Picture: ISTOCK
Picture: ISTOCK

The Public Investment Corporation is understaffed and sometimes fails to guard against legal risks when new investments are made, the asset manager’s acting head of legal counsel, governance and compliance said  on Thursday.

The head of legal services Lindiwe Dlamini said there was a significant risk for the PIC as the legal team was inundated with not just transactions but also corporate legal matters such as compliance and labour matters. She said the institution often has to rely on external legal advisers.

“The PIC in the normal course of the business is generating transactions the size of other asset managers in this space. But unfortunately from a capacity point of view we are finding ourselves lagging seriously in that we are entrusting all these transactions to effectively two personnel,” she said.

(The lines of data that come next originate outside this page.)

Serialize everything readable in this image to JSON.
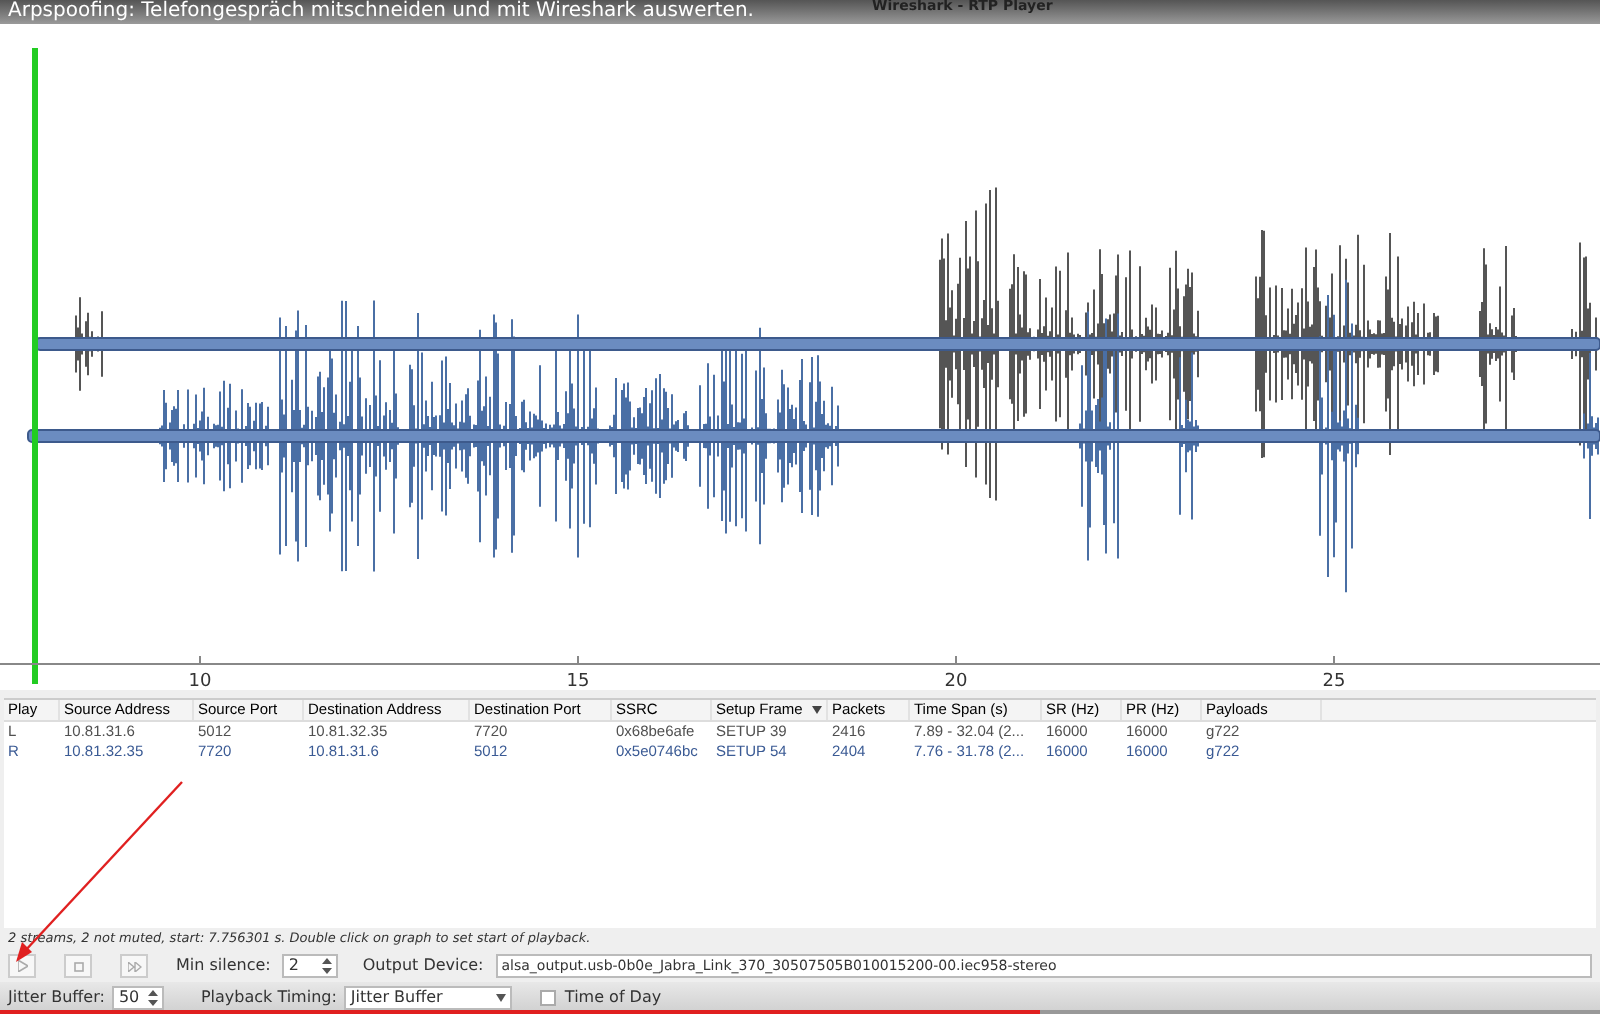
{
  "video": {
    "title": "Arpspoofing: Telefongespräch mitschneiden und mit Wireshark auswerten.",
    "progress": {
      "level": 0.65
    }
  },
  "window": {
    "title": "Wireshark - RTP Player"
  },
  "plot": {
    "axis_ticks": [
      "10",
      "15",
      "20",
      "25"
    ],
    "playhead": {
      "level": 0.02
    }
  },
  "table": {
    "columns": [
      {
        "label": "Play",
        "sorted": false
      },
      {
        "label": "Source Address",
        "sorted": false
      },
      {
        "label": "Source Port",
        "sorted": false
      },
      {
        "label": "Destination Address",
        "sorted": false
      },
      {
        "label": "Destination Port",
        "sorted": false
      },
      {
        "label": "SSRC",
        "sorted": false
      },
      {
        "label": "Setup Frame",
        "sorted": true
      },
      {
        "label": "Packets",
        "sorted": false
      },
      {
        "label": "Time Span (s)",
        "sorted": false
      },
      {
        "label": "SR (Hz)",
        "sorted": false
      },
      {
        "label": "PR (Hz)",
        "sorted": false
      },
      {
        "label": "Payloads",
        "sorted": false
      }
    ],
    "rows": [
      {
        "color": "#505050",
        "cells": [
          "L",
          "10.81.31.6",
          "5012",
          "10.81.32.35",
          "7720",
          "0x68be6afe",
          "SETUP 39",
          "2416",
          "7.89 - 32.04 (2...",
          "16000",
          "16000",
          "g722"
        ]
      },
      {
        "color": "#3a5a94",
        "cells": [
          "R",
          "10.81.32.35",
          "7720",
          "10.81.31.6",
          "5012",
          "0x5e0746bc",
          "SETUP 54",
          "2404",
          "7.76 - 31.78 (2...",
          "16000",
          "16000",
          "g722"
        ]
      }
    ]
  },
  "status": "2 streams, 2 not muted, start: 7.756301 s. Double click on graph to set start of playback.",
  "controls": {
    "min_silence": {
      "label": "Min silence:",
      "value": "2"
    },
    "output_device": {
      "label": "Output Device:",
      "value": "alsa_output.usb-0b0e_Jabra_Link_370_30507505B010015200-00.iec958-stereo"
    },
    "jitter_buffer": {
      "label": "Jitter Buffer:",
      "value": "50"
    },
    "playback_timing": {
      "label": "Playback Timing:",
      "value": "Jitter Buffer"
    },
    "time_of_day": {
      "label": "Time of Day",
      "checked": false
    }
  }
}
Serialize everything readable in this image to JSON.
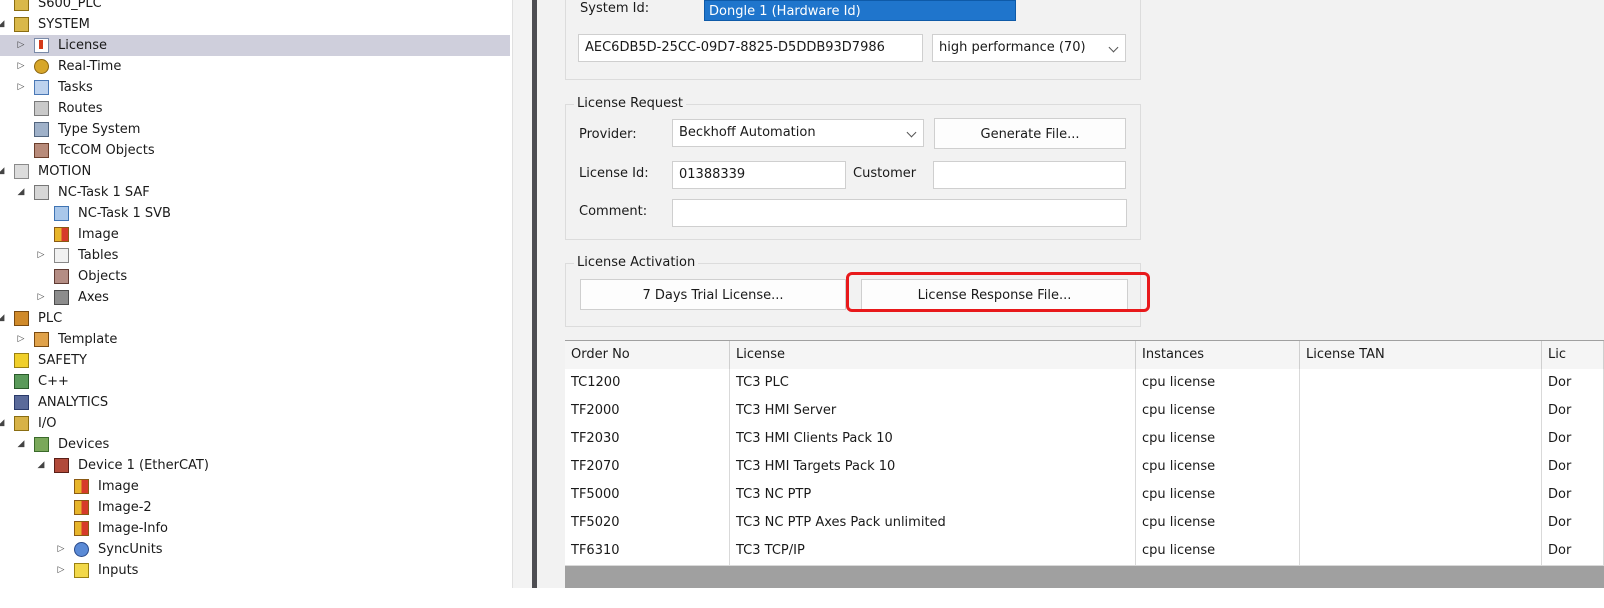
{
  "tree": {
    "nodes": [
      {
        "label": "S600_PLC",
        "icon": "project-icon",
        "cls": "i-sys",
        "arrow": "",
        "depth": 0,
        "selected": false
      },
      {
        "label": "SYSTEM",
        "icon": "system-icon",
        "cls": "i-sys",
        "arrow": "down",
        "depth": 0,
        "selected": false
      },
      {
        "label": "License",
        "icon": "license-icon",
        "cls": "i-lic",
        "arrow": "right",
        "depth": 1,
        "selected": true
      },
      {
        "label": "Real-Time",
        "icon": "realtime-icon",
        "cls": "i-rt",
        "arrow": "right",
        "depth": 1,
        "selected": false
      },
      {
        "label": "Tasks",
        "icon": "tasks-icon",
        "cls": "i-task",
        "arrow": "right",
        "depth": 1,
        "selected": false
      },
      {
        "label": "Routes",
        "icon": "routes-icon",
        "cls": "i-routes",
        "arrow": "",
        "depth": 1,
        "selected": false
      },
      {
        "label": "Type System",
        "icon": "type-system-icon",
        "cls": "i-type",
        "arrow": "",
        "depth": 1,
        "selected": false
      },
      {
        "label": "TcCOM Objects",
        "icon": "tccom-icon",
        "cls": "i-tcom",
        "arrow": "",
        "depth": 1,
        "selected": false
      },
      {
        "label": "MOTION",
        "icon": "motion-icon",
        "cls": "i-motion",
        "arrow": "down",
        "depth": 0,
        "selected": false
      },
      {
        "label": "NC-Task 1 SAF",
        "icon": "nc-task-icon",
        "cls": "i-nc",
        "arrow": "down",
        "depth": 1,
        "selected": false
      },
      {
        "label": "NC-Task 1 SVB",
        "icon": "nc-svb-icon",
        "cls": "i-ncs",
        "arrow": "",
        "depth": 2,
        "selected": false
      },
      {
        "label": "Image",
        "icon": "image-icon",
        "cls": "i-img",
        "arrow": "",
        "depth": 2,
        "selected": false
      },
      {
        "label": "Tables",
        "icon": "tables-icon",
        "cls": "i-table",
        "arrow": "right",
        "depth": 2,
        "selected": false
      },
      {
        "label": "Objects",
        "icon": "objects-icon",
        "cls": "i-obj",
        "arrow": "",
        "depth": 2,
        "selected": false
      },
      {
        "label": "Axes",
        "icon": "axes-icon",
        "cls": "i-axes",
        "arrow": "right",
        "depth": 2,
        "selected": false
      },
      {
        "label": "PLC",
        "icon": "plc-icon",
        "cls": "i-plc",
        "arrow": "down",
        "depth": 0,
        "selected": false
      },
      {
        "label": "Template",
        "icon": "template-icon",
        "cls": "i-tpl",
        "arrow": "right",
        "depth": 1,
        "selected": false
      },
      {
        "label": "SAFETY",
        "icon": "safety-icon",
        "cls": "i-safety",
        "arrow": "",
        "depth": 0,
        "selected": false
      },
      {
        "label": "C++",
        "icon": "cpp-icon",
        "cls": "i-cpp",
        "arrow": "",
        "depth": 0,
        "selected": false
      },
      {
        "label": "ANALYTICS",
        "icon": "analytics-icon",
        "cls": "i-ana",
        "arrow": "",
        "depth": 0,
        "selected": false
      },
      {
        "label": "I/O",
        "icon": "io-icon",
        "cls": "i-io",
        "arrow": "down",
        "depth": 0,
        "selected": false
      },
      {
        "label": "Devices",
        "icon": "devices-icon",
        "cls": "i-dev",
        "arrow": "down",
        "depth": 1,
        "selected": false
      },
      {
        "label": "Device 1 (EtherCAT)",
        "icon": "ethercat-device-icon",
        "cls": "i-ecat",
        "arrow": "down",
        "depth": 2,
        "selected": false
      },
      {
        "label": "Image",
        "icon": "image-icon",
        "cls": "i-img",
        "arrow": "",
        "depth": 3,
        "selected": false
      },
      {
        "label": "Image-2",
        "icon": "image-icon",
        "cls": "i-img",
        "arrow": "",
        "depth": 3,
        "selected": false
      },
      {
        "label": "Image-Info",
        "icon": "image-icon",
        "cls": "i-img",
        "arrow": "",
        "depth": 3,
        "selected": false
      },
      {
        "label": "SyncUnits",
        "icon": "syncunits-icon",
        "cls": "i-sync",
        "arrow": "right",
        "depth": 3,
        "selected": false
      },
      {
        "label": "Inputs",
        "icon": "inputs-icon",
        "cls": "i-inp",
        "arrow": "right",
        "depth": 3,
        "selected": false
      }
    ]
  },
  "system": {
    "label": "System Id:",
    "dropdown_option": "Dongle 1 (Hardware Id)",
    "id_value": "AEC6DB5D-25CC-09D7-8825-D5DDB93D7986",
    "platform_value": "high performance (70)"
  },
  "request": {
    "title": "License Request",
    "provider_label": "Provider:",
    "provider_value": "Beckhoff Automation",
    "generate_button": "Generate File...",
    "license_id_label": "License Id:",
    "license_id_value": "01388339",
    "customer_label": "Customer",
    "customer_value": "",
    "comment_label": "Comment:",
    "comment_value": ""
  },
  "activation": {
    "title": "License Activation",
    "trial_button": "7 Days Trial License...",
    "response_button": "License Response File..."
  },
  "table": {
    "columns": [
      "Order No",
      "License",
      "Instances",
      "License TAN",
      "Lic"
    ],
    "rows": [
      [
        "TC1200",
        "TC3 PLC",
        "cpu license",
        "",
        "Dor"
      ],
      [
        "TF2000",
        "TC3 HMI Server",
        "cpu license",
        "",
        "Dor"
      ],
      [
        "TF2030",
        "TC3 HMI Clients Pack 10",
        "cpu license",
        "",
        "Dor"
      ],
      [
        "TF2070",
        "TC3 HMI Targets Pack 10",
        "cpu license",
        "",
        "Dor"
      ],
      [
        "TF5000",
        "TC3 NC PTP",
        "cpu license",
        "",
        "Dor"
      ],
      [
        "TF5020",
        "TC3 NC PTP Axes Pack unlimited",
        "cpu license",
        "",
        "Dor"
      ],
      [
        "TF6310",
        "TC3 TCP/IP",
        "cpu license",
        "",
        "Dor"
      ]
    ]
  },
  "colors": {
    "highlight": "#e8191b",
    "selection": "#1f75cc"
  }
}
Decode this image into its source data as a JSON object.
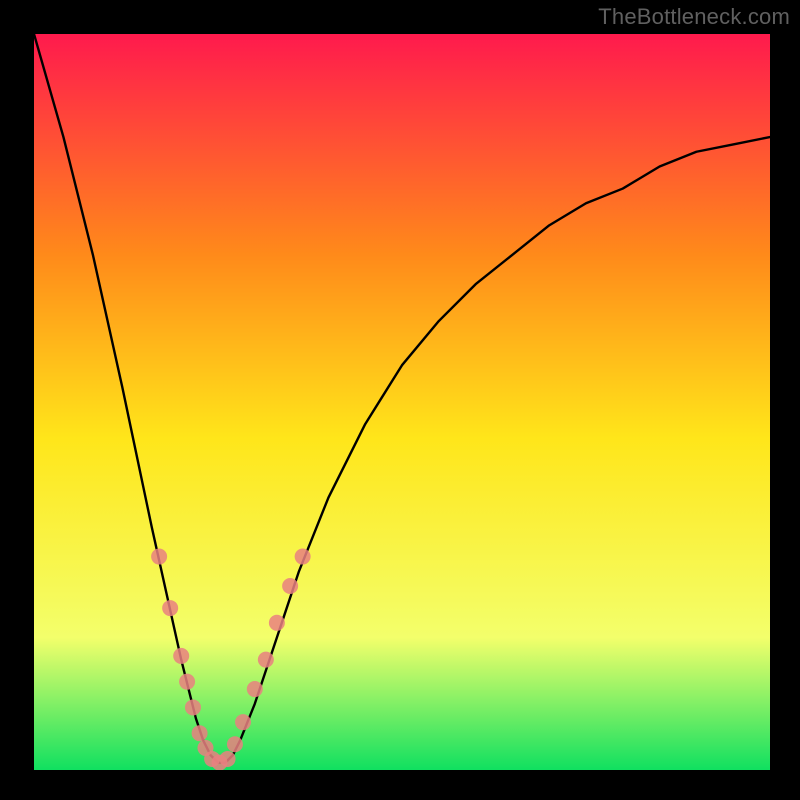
{
  "watermark": "TheBottleneck.com",
  "chart_data": {
    "type": "line",
    "title": "",
    "xlabel": "",
    "ylabel": "",
    "xlim": [
      0,
      100
    ],
    "ylim": [
      0,
      100
    ],
    "grid": false,
    "legend": false,
    "background_gradient": {
      "top": "#ff1a4d",
      "upper_mid": "#ff8a1a",
      "mid": "#ffe61a",
      "lower_mid": "#f3ff6b",
      "bottom": "#10e060"
    },
    "series": [
      {
        "name": "bottleneck-curve",
        "color": "#000000",
        "x": [
          0,
          4,
          8,
          12,
          16,
          18,
          20,
          21,
          22,
          23,
          24,
          25,
          26,
          27,
          28,
          30,
          32,
          34,
          36,
          40,
          45,
          50,
          55,
          60,
          65,
          70,
          75,
          80,
          85,
          90,
          95,
          100
        ],
        "y": [
          100,
          86,
          70,
          52,
          33,
          24,
          15,
          11,
          7,
          4,
          2,
          1,
          1,
          2,
          4,
          9,
          15,
          21,
          27,
          37,
          47,
          55,
          61,
          66,
          70,
          74,
          77,
          79,
          82,
          84,
          85,
          86
        ]
      }
    ],
    "markers": {
      "name": "highlight-dots",
      "color": "#e98080",
      "points": [
        {
          "x": 17,
          "y": 29
        },
        {
          "x": 18.5,
          "y": 22
        },
        {
          "x": 20,
          "y": 15.5
        },
        {
          "x": 20.8,
          "y": 12
        },
        {
          "x": 21.6,
          "y": 8.5
        },
        {
          "x": 22.5,
          "y": 5
        },
        {
          "x": 23.3,
          "y": 3
        },
        {
          "x": 24.2,
          "y": 1.5
        },
        {
          "x": 25.2,
          "y": 1
        },
        {
          "x": 26.3,
          "y": 1.5
        },
        {
          "x": 27.3,
          "y": 3.5
        },
        {
          "x": 28.4,
          "y": 6.5
        },
        {
          "x": 30,
          "y": 11
        },
        {
          "x": 31.5,
          "y": 15
        },
        {
          "x": 33,
          "y": 20
        },
        {
          "x": 34.8,
          "y": 25
        },
        {
          "x": 36.5,
          "y": 29
        }
      ]
    }
  }
}
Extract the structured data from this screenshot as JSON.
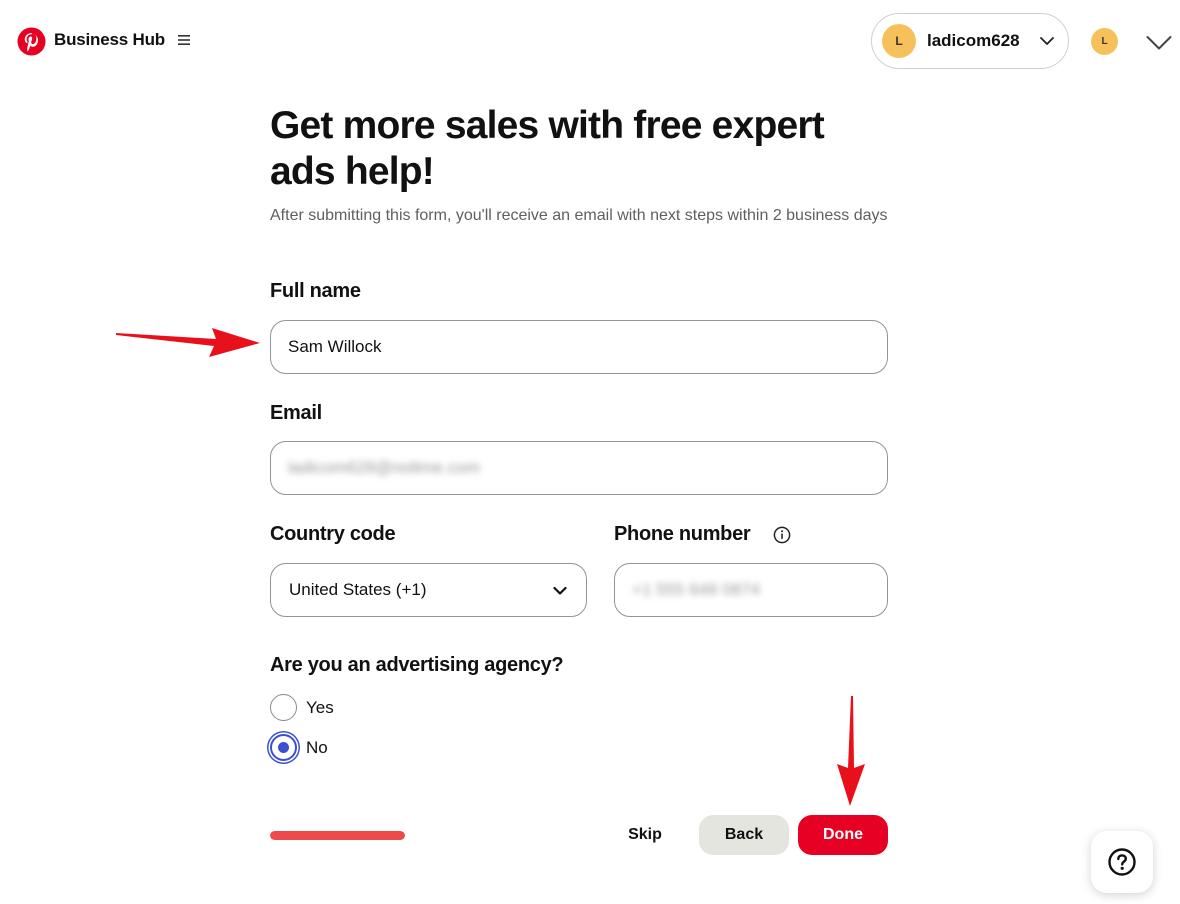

The legal department helps the PIC investment team conduct  legal due diligence, which   includes identifying any legal risks of pending transactions. Dlamini helped the investment team conduct due diligence on the Steihoff BEE deal with the Lancaster Group. The PIC gave a loan of R9.35bn to help the company acquire a 2.75% stake in Steinhoff under an investment called Project Sierra in 2016.

As security for the loan, the PIC would take over the shares if Lancaster defaulted. When Lancaster  later obtained another loan from Citibank to acquire an additional stake in separately listed Steinhoff Africa Retail (Star), the PIC agreed to subordinate 100% of the shares it held as security under Project Sierra. This meant that Citibank had the first claim to those shares should Lancaster default. 

Dlamini said she advised the investment team that this revised agreement did not provide the necessary protection to the PIC and recommended changes be made before the listing of Star. But those changes were not implemented at the time of listing Star shares. Reports show that the PIC was forced to write off the value of its loan to Lancaster by R4.2bn when Steinhoff collapsed.

The commission said it was concerning how the PIC often found itself under pressure to work around listing timelines of companies such as Star and Ayo. It pointed out that the company approved deals that ended up compromising it. Dlamini said the legal department often got told that “commercial decisions needed to be made” and it should not stifle them.

“It’s a bit of a Catch-22 for us as legal because while we may not necessarily agree with the decisions that are being made, which I think has been adequately evidenced in the submission that I have made, at the end of the day commercial decisions were made. Whether taking into account legal advice or not, that remains to be seen.”